Is there anything “greener” or more idyllic than fields of crops? Today, some two-fifths of the Earth’s surface is used for agriculture due to the explosion of the global population and economic growth.
However, environmentalists have begun to sound the alarm. With so much land to sow, water, plough and process, the agricultural sector is responsible for an estimated 70% of water consumption worldwide, a quarter of greenhouse gas emissions, nearly a third of energy consumption and 80% of deforestation.
It is the paradox of humanity: with more mouths to feed, more land needs to be cultivated, which in turn increases the probabilities of exhausting land and natural resources. We are feeding ourselves at the cost of future generations.
In Latin America, millions of people depend on agriculture for their livelihood. Along with Asia, the region will be responsible for an additional 75% of agricultural production over the next decade, according to a FAO-OECD report.
Historically, intensive agriculture has been considered key to food security. But at what cost? The overuse of fertilizers and water resources is creating major environmental problems worldwide.
If we consider that the global population is expected to grow to more than 9 billion by 2050, the outlook for the planet is alarming. A 50% increase in food production is required to guarantee food security for all. The environmental impact of this increase could be dramatic hence, the World Food Day slogan: “feeding the world, caring for the earth.”

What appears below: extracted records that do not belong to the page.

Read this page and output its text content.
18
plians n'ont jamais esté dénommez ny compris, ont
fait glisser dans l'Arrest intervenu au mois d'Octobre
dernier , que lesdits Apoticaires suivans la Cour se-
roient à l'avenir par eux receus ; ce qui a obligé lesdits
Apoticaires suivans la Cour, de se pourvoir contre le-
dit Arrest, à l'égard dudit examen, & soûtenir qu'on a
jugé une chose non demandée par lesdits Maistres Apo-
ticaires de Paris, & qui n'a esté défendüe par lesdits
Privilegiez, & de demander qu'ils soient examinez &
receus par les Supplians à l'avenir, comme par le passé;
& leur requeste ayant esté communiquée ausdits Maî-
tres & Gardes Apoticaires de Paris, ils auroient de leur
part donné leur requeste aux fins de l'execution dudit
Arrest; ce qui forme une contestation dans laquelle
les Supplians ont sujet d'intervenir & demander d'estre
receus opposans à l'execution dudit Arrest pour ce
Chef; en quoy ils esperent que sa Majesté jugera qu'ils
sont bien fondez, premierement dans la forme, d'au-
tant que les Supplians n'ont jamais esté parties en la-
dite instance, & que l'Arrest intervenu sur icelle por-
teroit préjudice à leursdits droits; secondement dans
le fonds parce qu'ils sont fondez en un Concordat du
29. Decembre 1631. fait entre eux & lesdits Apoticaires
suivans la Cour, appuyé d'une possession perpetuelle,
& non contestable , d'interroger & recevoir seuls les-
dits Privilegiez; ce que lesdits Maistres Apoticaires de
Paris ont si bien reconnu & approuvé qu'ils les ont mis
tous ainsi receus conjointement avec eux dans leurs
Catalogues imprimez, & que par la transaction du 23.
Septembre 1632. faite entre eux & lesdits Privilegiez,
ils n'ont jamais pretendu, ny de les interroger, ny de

"Reaching this target (of increased production) will require expanding cultivated areas, particularly in the developing world, which will have implications for the sustainability of the land, fresh water, biodiversity and the Earth’s climate,” said Mohamed Bakarr, Senior Environmental Expert for the Global Environment Facility (GEF).
According to Bakarr, the key to achieving global food security is to increase the productivity of existing agricultural lands in a way that guarantees the sustainability of natural resources that are resistant to the effects of a constantly-changing world.